Los coches eléctricos se han convertido en una realidad cada vez más presente en nuestras carreteras. La industria de la movilidad eléctrica está experimentando un crecimiento exponencial, por lo que va siendo necesario ir acostumbrándonos a su terminología para que no nos resulte desconocida en un futuro.

En esta entrada vamos a intentar esclarecer los distintos tipos de carga, sus conectores, compatibilidad y funcionamiento; con el fin de que el usuario se empiece a familiarizar con dichos conceptos.

Las claves de los coches eléctricos

Lo primero es diferenciar entre tres tipos de medidas que nos llevarán a entender mejor todo lo relacionado con los coches eléctricos:

El Kilovatio (kW): Unidad de potencia que mide la cantidad de electricidad que circula por un cable. En el ámbito domestico lo normal es tener contratados entre 3,5 kW y 6 kW.

El Kilovatio Hora (kWh): Esta unidad indica la cantidad de energía que se puede llegar a almacenar en la batería de un vehículo. El Seat Mii Electric tendría una batería con capacidad para 36,8 kWh.

El Kilovatio Hora cada 100 KM (kWh/100km): Nos indica la cantidad de energía que consumen los coches eléctricos a lo largo de 100 kilómetros; se trata de un concepto idéntico al de los coches de combustión. Esta unidad también nos sirve para calcular la autonomía de nuestro vehículo; ya que si por ejemplo el Seat Mii consume cada 100 Km 14,4 kWh, y como hemos dicho previamente, la batería es de 36,8 kWh; sabremos que el coche tendrá de autonomía casi 300 km.

¿Dónde cargar los coches eléctricos?

Sitios donde podemos encontrar puntos de carga hoy en día:

Nuestro hogar: Es el lugar más habitual donde encontramos cargadores; presentes tanto en comunidades de vecinos como en casas particulares.

En la empresa: Se está convirtiendo en una tendencia que los centros de trabajo estén fomentando el uso de los coches eléctricos y que a su vez faciliten a sus trabajadores con la instalación de puntos de carga en el centro de trabajo.

En la calle: Los ayuntamientos con el fin de acercarse a los Objetivos de Desarrollo Sostenible están apostando por colaborar con empresas para la instalación de puntos de carga disponibles para la ciudadanía.

Electrolineras: Cada vez más comunes después de las inversiones que las grandes empresas del sector energético en habilitar estos espacios; teniendo en cuenta que en un futuro sustituirán a las gasolineras.

¿Qué tipos de cargadores hay para los coches eléctricos?

Una vez que hemos visto donde podemos encontrar instalados los cargadores tenemos que diferenciar los tipos de carga que existen; teniendo en cuenta de que varían según su potencia, el conector que utilizan y la velocidad de carga.

1- Carga Lenta:

Es el tipo de carga conocida como Modo 2 y utilizada en ambiente doméstico. Su potencia estándar es de 2,5 kW y el tiempo de carga es muy elevado.

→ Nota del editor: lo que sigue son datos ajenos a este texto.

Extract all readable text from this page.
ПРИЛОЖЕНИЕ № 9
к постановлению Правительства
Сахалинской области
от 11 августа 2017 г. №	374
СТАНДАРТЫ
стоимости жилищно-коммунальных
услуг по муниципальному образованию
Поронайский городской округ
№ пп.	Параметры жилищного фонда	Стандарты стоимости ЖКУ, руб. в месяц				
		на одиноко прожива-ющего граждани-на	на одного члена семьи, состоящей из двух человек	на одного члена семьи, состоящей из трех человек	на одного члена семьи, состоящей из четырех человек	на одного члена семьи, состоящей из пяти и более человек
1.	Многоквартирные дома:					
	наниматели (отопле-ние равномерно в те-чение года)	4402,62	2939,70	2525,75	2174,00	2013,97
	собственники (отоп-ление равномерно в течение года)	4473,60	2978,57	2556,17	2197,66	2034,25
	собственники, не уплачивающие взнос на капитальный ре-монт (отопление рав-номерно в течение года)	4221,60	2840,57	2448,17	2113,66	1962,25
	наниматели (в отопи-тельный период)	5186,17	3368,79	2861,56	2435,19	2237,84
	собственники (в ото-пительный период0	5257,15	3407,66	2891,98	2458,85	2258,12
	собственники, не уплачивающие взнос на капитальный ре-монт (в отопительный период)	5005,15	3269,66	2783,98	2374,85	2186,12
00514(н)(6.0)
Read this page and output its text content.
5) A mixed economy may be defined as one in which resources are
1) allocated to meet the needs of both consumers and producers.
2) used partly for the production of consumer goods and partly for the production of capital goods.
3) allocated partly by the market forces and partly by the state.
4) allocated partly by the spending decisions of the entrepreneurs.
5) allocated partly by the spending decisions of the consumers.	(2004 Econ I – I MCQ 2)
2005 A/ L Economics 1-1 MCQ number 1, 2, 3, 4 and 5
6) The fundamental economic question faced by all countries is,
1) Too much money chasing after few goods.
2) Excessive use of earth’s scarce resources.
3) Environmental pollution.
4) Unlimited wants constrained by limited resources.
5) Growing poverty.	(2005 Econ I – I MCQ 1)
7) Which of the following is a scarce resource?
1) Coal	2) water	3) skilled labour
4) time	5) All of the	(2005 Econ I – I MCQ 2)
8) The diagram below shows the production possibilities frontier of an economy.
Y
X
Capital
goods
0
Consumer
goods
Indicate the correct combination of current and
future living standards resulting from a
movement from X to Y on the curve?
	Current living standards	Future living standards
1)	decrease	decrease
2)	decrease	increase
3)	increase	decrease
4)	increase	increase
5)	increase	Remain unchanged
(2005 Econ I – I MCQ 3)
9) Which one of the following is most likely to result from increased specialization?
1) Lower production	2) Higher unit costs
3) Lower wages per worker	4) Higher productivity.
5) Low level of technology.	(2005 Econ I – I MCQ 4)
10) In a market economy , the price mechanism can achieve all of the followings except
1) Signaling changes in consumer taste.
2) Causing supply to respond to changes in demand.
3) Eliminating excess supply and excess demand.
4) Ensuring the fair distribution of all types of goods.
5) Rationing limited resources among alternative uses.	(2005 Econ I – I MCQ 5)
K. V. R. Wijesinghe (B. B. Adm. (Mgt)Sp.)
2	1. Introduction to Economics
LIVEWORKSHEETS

La toma se realiza a través de un conector Schuko; siendo este el enchufe convencional que encontramos en cualquier casa.

2- Carga semirápida:

La toma de este cargador se realiza por Sistema de Alimentación del Vehículo Electrico o SAVE; por lo que tiene que tener una toma de tierra física. Puede llegar a alcanzar una potencia de 7,4 kW, reduciéndose el tiempo de carga considerablemente en comparación con la lenta. Es el modelo de carga más habitual hoy en día para los coches eléctricos.

El modelo de conector es el Mennekes o de Tipo 2, un cable que asegura que la conexión entre el punto de carga y el vehículo no tenga problemas; controlando la cantidad de energía que hay en circulación.

3- Carga rápida:

La capacidad de carga puede ser hasta de 350 kW, por lo que a veces no habría ni que esperar una hora. Este tipo de cargadores están ubicado en las electrolineras o espacios públicos. No se debe utilizar tan asiduamente ya que desgasta la batería de los coches eléctricos.

En Europa el modelo de conector es el CSS Combo; capaz de cargar los coches eléctricos al 80% en 15 minutos. Pero en contraposición, el precio de la carga y la instalación del punto de carga pueden llegar a ser muy superiores.

Otro tipo de carga a tener en cuenta para el futuro es la inalámbrica; siendo todavía una tecnología en fase de desarrollo, pero que ha llegado a implantarse en algunos sitios.

El funcionamiento de estos cargadores es a través de un sistema de inducción, por el que una bobina situada en el suelo de la plaza de aparcamiento transmite la energía a otra bobina que se haya en la parte baja de los coches eléctricos.

Este sistema es muy interesante ya que no sería afectado por condiciones adversas como extremas temperaturas ni cualquier tipo de precipitación; incluyendo también las dificultades para vandalizarlo.